Ma plus grande épreuve
En 2006, j’ai vécu ma plus grande épreuve : mon cher Eugene est mort. Son amour et sa compagnie me manquent terriblement. Qu’est-ce qui m’aide à supporter cette épreuve ? Beaucoup de choses. Je reste proche de Jéhovah en le priant et en lisant régulièrement la Bible. J’écoute l’examen du texte du jour avec la famille du Béthel. Je lis le chapitre de la Bible d’où est tiré le texte du jour. Et je reste bien occupée au Béthel, au service de la couture, et c’est un honneur pour moi. Au début, j’ai même pu participer à la confection des rideaux pour des salles d’assemblées du New Jersey et de New York. Aujourd’hui, je suis au Béthel à Fishkill, où je fais des retouches et d’autres petits travaux de coutureb.

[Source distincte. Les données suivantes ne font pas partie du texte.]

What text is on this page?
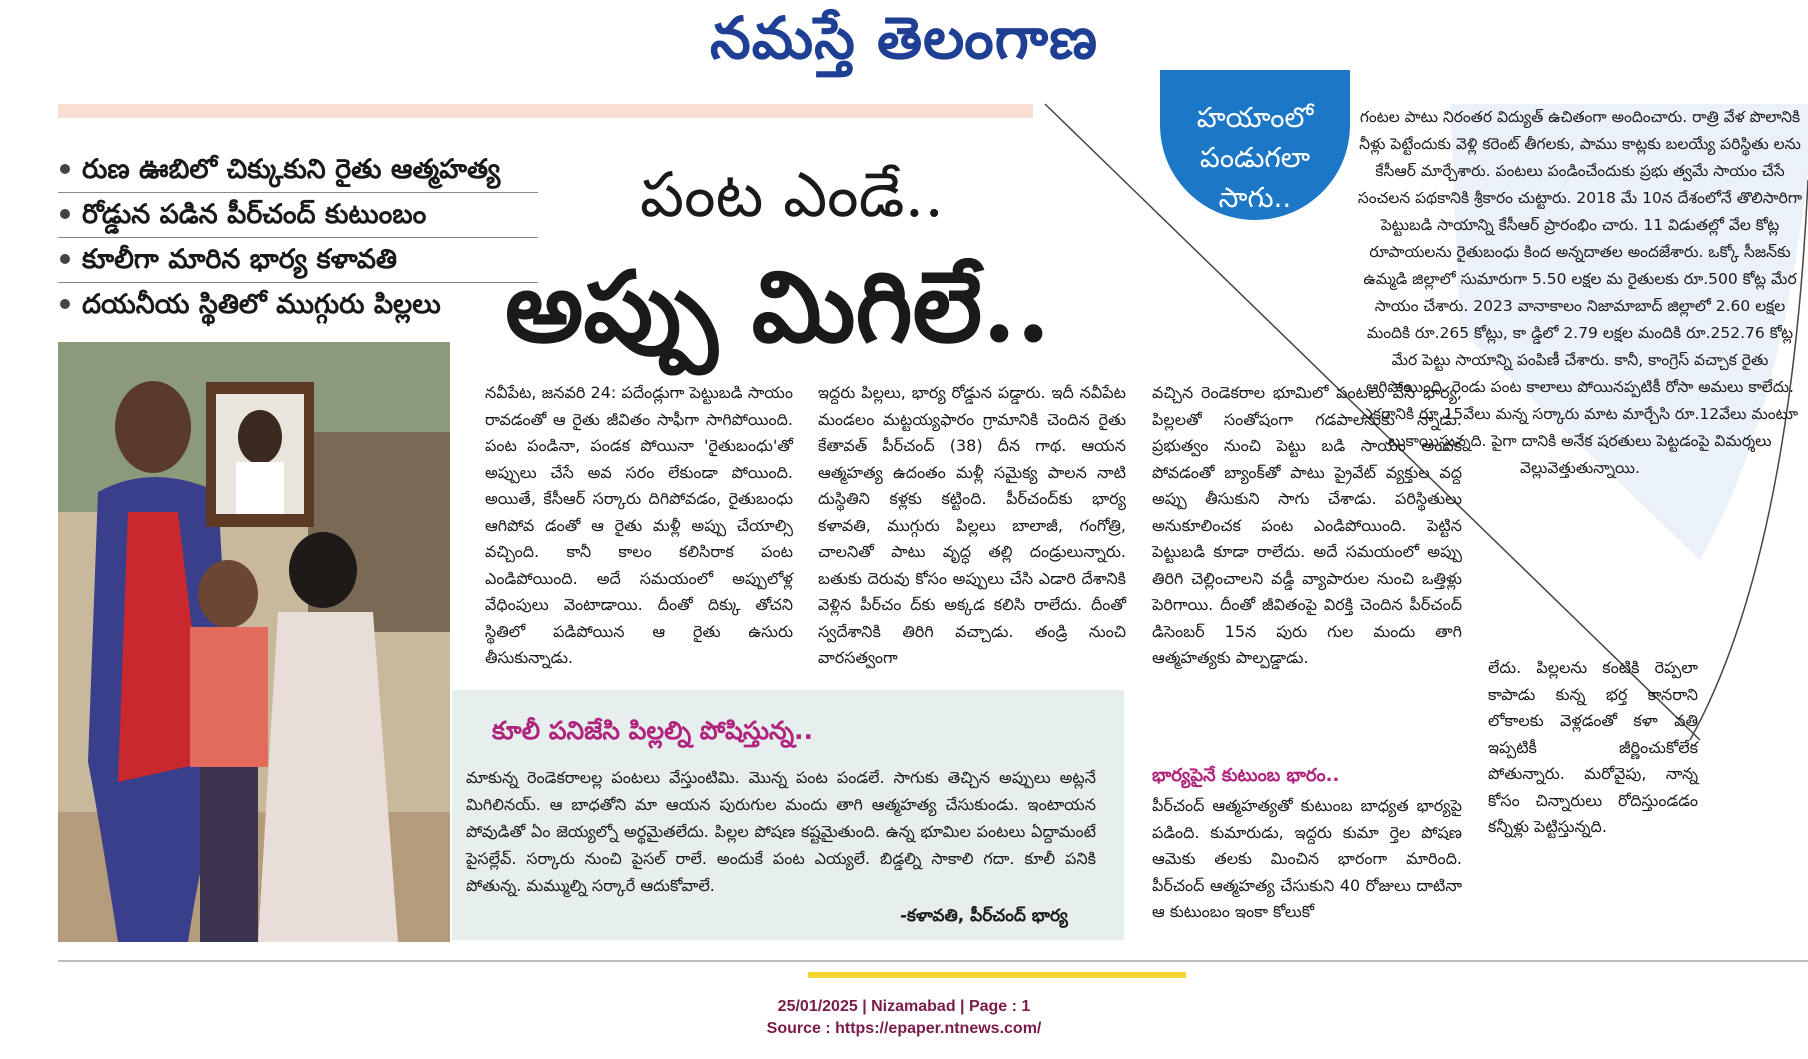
నమస్తే తెలంగాణ
రుణ ఊబిలో చిక్కుకుని రైతు ఆత్మహత్య
రోడ్డున పడిన పీర్‌చంద్ కుటుంబం
కూలీగా మారిన భార్య కళావతి
దయనీయ స్థితిలో ముగ్గురు పిల్లలు
పంట ఎండే..
అప్పు మిగిలే..
హయాంలో
పండుగలా
సాగు..
గంటల పాటు నిరంతర విద్యుత్ ఉచితంగా అందించారు. రాత్రి వేళ పొలానికి నీళ్లు పెట్టేందుకు వెళ్లి కరెంట్ తీగలకు, పాము కాట్లకు బలయ్యే పరిస్థితు లను కేసీఆర్ మార్చేశారు. పంటలు పండించేందుకు ప్రభు త్వమే సాయం చేసే సంచలన పథకానికి శ్రీకారం చుట్టారు. 2018 మే 10న దేశంలోనే తొలిసారిగా పెట్టుబడి సాయాన్ని కేసీఆర్ ప్రారంభిం చారు. 11 విడుతల్లో వేల కోట్ల రూపాయలను రైతుబంధు కింద అన్నదాతల అందజేశారు. ఒక్కో సీజన్‌కు ఉమ్మడి జిల్లాలో సుమారుగా 5.50 లక్షల మ రైతులకు రూ.500 కోట్ల మేర సాయం చేశారు. 2023 వానాకాలం నిజామాబాద్ జిల్లాలో 2.60 లక్షల మందికి రూ.265 కోట్లు, కా డ్డిలో 2.79 లక్షల మందికి రూ.252.76 కోట్ల మేర పెట్టు సాయాన్ని పంపిణీ చేశారు. కానీ, కాంగ్రెస్ వచ్చాక రైతు ఆగిపోయింది. రెండు పంట కాలాలు పోయినప్పటికీ రోసా అమలు కాలేదు. ఎకరానికి రూ.15వేలు మన్న సర్కారు మాట మార్చేసి రూ.12వేలు మంటూ బుకాయిస్తున్నది. పైగా దానికి అనేక షరతులు పెట్టడంపై విమర్శలు వెల్లువెత్తుతున్నాయి.
నవీపేట, జనవరి 24: పదేండ్లుగా పెట్టుబడి సాయం రావడంతో ఆ రైతు జీవితం సాఫీగా సాగిపోయింది. పంట పండినా, పండక పోయినా 'రైతుబంధు'తో అప్పులు చేసే అవ సరం లేకుండా పోయింది. అయితే, కేసీఆర్ సర్కారు దిగిపోవడం, రైతుబంధు ఆగిపోవ డంతో ఆ రైతు మళ్లీ అప్పు చేయాల్సి వచ్చింది. కానీ కాలం కలిసిరాక పంట ఎండిపోయింది. అదే సమయంలో అప్పులోళ్ల వేధింపులు వెంటాడాయి. దీంతో దిక్కు తోచని స్థితిలో పడిపోయిన ఆ రైతు ఉసురు తీసుకున్నాడు.
ఇద్దరు పిల్లలు, భార్య రోడ్డున పడ్డారు. ఇదీ నవీపేట మండలం మట్టయ్యఫారం గ్రామానికి చెందిన రైతు కేతావత్ పీర్‌చంద్ (38) దీన గాథ. ఆయన ఆత్మహత్య ఉదంతం మళ్లీ సమైక్య పాలన నాటి దుస్థితిని కళ్లకు కట్టింది. పీర్‌చంద్‌కు భార్య కళావతి, ముగ్గురు పిల్లలు బాలాజీ, గంగోత్రి, చాలనితో పాటు వృద్ధ తల్లి దండ్రులున్నారు. బతుకు దెరువు కోసం అప్పులు చేసి ఎడారి దేశానికి వెళ్లిన పీర్‌చం ద్‌కు అక్కడ కలిసి రాలేదు. దీంతో స్వదేశానికి తిరిగి వచ్చాడు. తండ్రి నుంచి వారసత్వంగా
కూలీ పనిజేసి పిల్లల్ని పోషిస్తున్న..
మాకున్న రెండెకరాలల్ల పంటలు వేస్తుంటిమి. మొన్న పంట పండలే. సాగుకు తెచ్చిన అప్పులు అట్లనే మిగిలినయ్. ఆ బాధతోని మా ఆయన పురుగుల మందు తాగి ఆత్మహత్య చేసుకుండు. ఇంటాయన పోవుడితో ఏం జెయ్యల్నో అర్థమైతలేదు. పిల్లల పోషణ కష్టమైతుంది. ఉన్న భూమిల పంటలు ఏద్దామంటే పైసల్లేవ్. సర్కారు నుంచి పైసల్ రాలే. అందుకే పంట ఎయ్యలే. బిడ్డల్ని సాకాలి గదా. కూలీ పనికి పోతున్న. మమ్ముల్ని సర్కారే ఆదుకోవాలే.
-కళావతి, పీర్‌చంద్ భార్య
వచ్చిన రెండెకరాల భూమిలో పంటలు వేసి భార్య, పిల్లలతో సంతోషంగా గడపాలనుకు న్నాడు. ప్రభుత్వం నుంచి పెట్టు బడి సాయం అందక పోవడంతో బ్యాంక్‌తో పాటు ప్రైవేట్ వ్యక్తుల వద్ద అప్పు తీసుకుని సాగు చేశాడు. పరిస్థితులు అనుకూలించక పంట ఎండిపోయింది. పెట్టిన పెట్టుబడి కూడా రాలేదు. అదే సమయంలో అప్పు తిరిగి చెల్లించాలని వడ్డీ వ్యాపారుల నుంచి ఒత్తిళ్లు పెరిగాయి. దీంతో జీవితంపై విరక్తి చెందిన పీర్‌చంద్ డిసెంబర్ 15న పురు గుల మందు తాగి ఆత్మహత్యకు పాల్పడ్డాడు.
భార్యపైనే కుటుంబ భారం..
పీర్‌చంద్ ఆత్మహత్యతో కుటుంబ బాధ్యత భార్యపై పడింది. కుమారుడు, ఇద్దరు కుమా ర్తెల పోషణ ఆమెకు తలకు మించిన భారంగా మారింది. పీర్‌చంద్ ఆత్మహత్య చేసుకుని 40 రోజులు దాటినా ఆ కుటుంబం ఇంకా కోలుకో
లేదు. పిల్లలను కంటికి రెప్పలా కాపాడు కున్న భర్త కానరాని లోకాలకు వెళ్లడంతో కళా వతి ఇప్పటికీ జీర్ణించుకోలేక పోతున్నారు. మరోవైపు, నాన్న కోసం చిన్నారులు రోదిస్తుండడం కన్నీళ్లు పెట్టిస్తున్నది.
25/01/2025 | Nizamabad | Page : 1
Source : https://epaper.ntnews.com/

Ce qui compte le plus dans ma vie, c’est d’aimer Jéhovah, de lui obéir, et d’obéir à son organisation (Hébreux 13:17 ; 1 Jean 5:3). Ça a été notre priorité, à Eugene et moi, et j’en suis heureuse. J’ai entièrement confiance que Jéhovah nous accordera la vie éternelle dans un paradis sur terre, où nous aurons la joie de nous revoir à nouveau (Jean 5:28, 29).
a Les responsables de circonscription rendent visite aux assemblées locales ; « les surveillants de district », eux, rendaient visite aux circonscriptions et ils donnaient des discours lors des assemblées de circonscription.
b Sœur Camilla Rosam est décédée en mars 2022 pendant la préparation de cet article. Elle avait 94 ans.